Solve,correct to 2 decimal places the equation 4x^2 = 11x + 23

To solve the equation 4x^2 = 11x + 23, we can rearrange it to the form 4x^2 - 11x - 23 = 0 and then solve for x using the quadratic formula.

The quadratic formula is given by x = (-b ± sqrt(b^2 - 4ac)) / (2a), where a, b, and c are the coefficients of the quadratic equation.

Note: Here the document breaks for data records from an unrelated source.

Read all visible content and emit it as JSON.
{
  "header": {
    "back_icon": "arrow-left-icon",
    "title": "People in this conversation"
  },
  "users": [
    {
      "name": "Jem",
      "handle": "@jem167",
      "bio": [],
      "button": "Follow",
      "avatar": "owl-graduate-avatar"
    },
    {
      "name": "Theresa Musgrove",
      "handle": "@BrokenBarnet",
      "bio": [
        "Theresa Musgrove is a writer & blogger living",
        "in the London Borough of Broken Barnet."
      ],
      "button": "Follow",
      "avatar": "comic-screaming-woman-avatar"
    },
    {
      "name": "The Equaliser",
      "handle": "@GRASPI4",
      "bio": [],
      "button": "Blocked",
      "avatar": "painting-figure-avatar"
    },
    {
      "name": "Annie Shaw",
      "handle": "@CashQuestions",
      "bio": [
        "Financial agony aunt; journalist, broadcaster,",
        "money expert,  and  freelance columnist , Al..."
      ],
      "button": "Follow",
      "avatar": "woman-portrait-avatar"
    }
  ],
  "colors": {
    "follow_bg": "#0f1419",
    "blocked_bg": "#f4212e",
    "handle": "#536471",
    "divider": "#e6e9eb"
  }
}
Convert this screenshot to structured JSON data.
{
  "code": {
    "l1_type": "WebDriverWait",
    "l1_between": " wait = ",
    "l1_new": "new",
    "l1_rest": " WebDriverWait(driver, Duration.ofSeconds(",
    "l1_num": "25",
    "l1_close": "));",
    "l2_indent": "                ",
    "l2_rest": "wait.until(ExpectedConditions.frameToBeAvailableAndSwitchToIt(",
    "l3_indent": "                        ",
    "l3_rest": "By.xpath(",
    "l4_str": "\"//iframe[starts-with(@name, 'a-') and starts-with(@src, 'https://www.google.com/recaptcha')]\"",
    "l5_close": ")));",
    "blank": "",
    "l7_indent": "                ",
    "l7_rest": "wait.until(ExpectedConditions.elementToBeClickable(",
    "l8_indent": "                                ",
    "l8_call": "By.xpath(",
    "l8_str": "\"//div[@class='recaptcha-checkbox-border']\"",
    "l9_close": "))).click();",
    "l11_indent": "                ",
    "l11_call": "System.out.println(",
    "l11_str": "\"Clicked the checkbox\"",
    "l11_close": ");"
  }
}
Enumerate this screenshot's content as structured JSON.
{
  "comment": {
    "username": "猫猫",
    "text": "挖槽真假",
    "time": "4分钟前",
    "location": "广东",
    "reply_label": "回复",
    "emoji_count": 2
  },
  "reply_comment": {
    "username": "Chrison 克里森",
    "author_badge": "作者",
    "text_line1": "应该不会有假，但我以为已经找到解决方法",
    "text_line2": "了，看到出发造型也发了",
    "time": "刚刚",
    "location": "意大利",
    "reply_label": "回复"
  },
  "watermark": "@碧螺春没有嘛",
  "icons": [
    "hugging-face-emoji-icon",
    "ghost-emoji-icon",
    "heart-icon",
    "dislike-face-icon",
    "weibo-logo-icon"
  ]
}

For our equation, a = 4, b = -11, and c = -23. Substituting these values into the quadratic formula, we have:

x = (-(-11) ± sqrt((-11)^2 - 4(4)(-23))) / (2(4))
x = (11 ± sqrt(121 + 368)) / 8
x = (11 ± sqrt(489)) / 8

Therefore, the solutions to the equation are x = (11 + sqrt(489)) / 8 and x = (11 - sqrt(489)) / 8. These values can be approximated to 2 decimal places.

Calculating these values, we get:
x ≈ (11 + sqrt(489)) / 8 ≈ 4.06
x ≈ (11 - sqrt(489)) / 8 ≈ -1.56

So the solutions to the equation 4x^2 = 11x + 23, correct to 2 decimal places, are x ≈ 4.06 and x ≈ -1.56.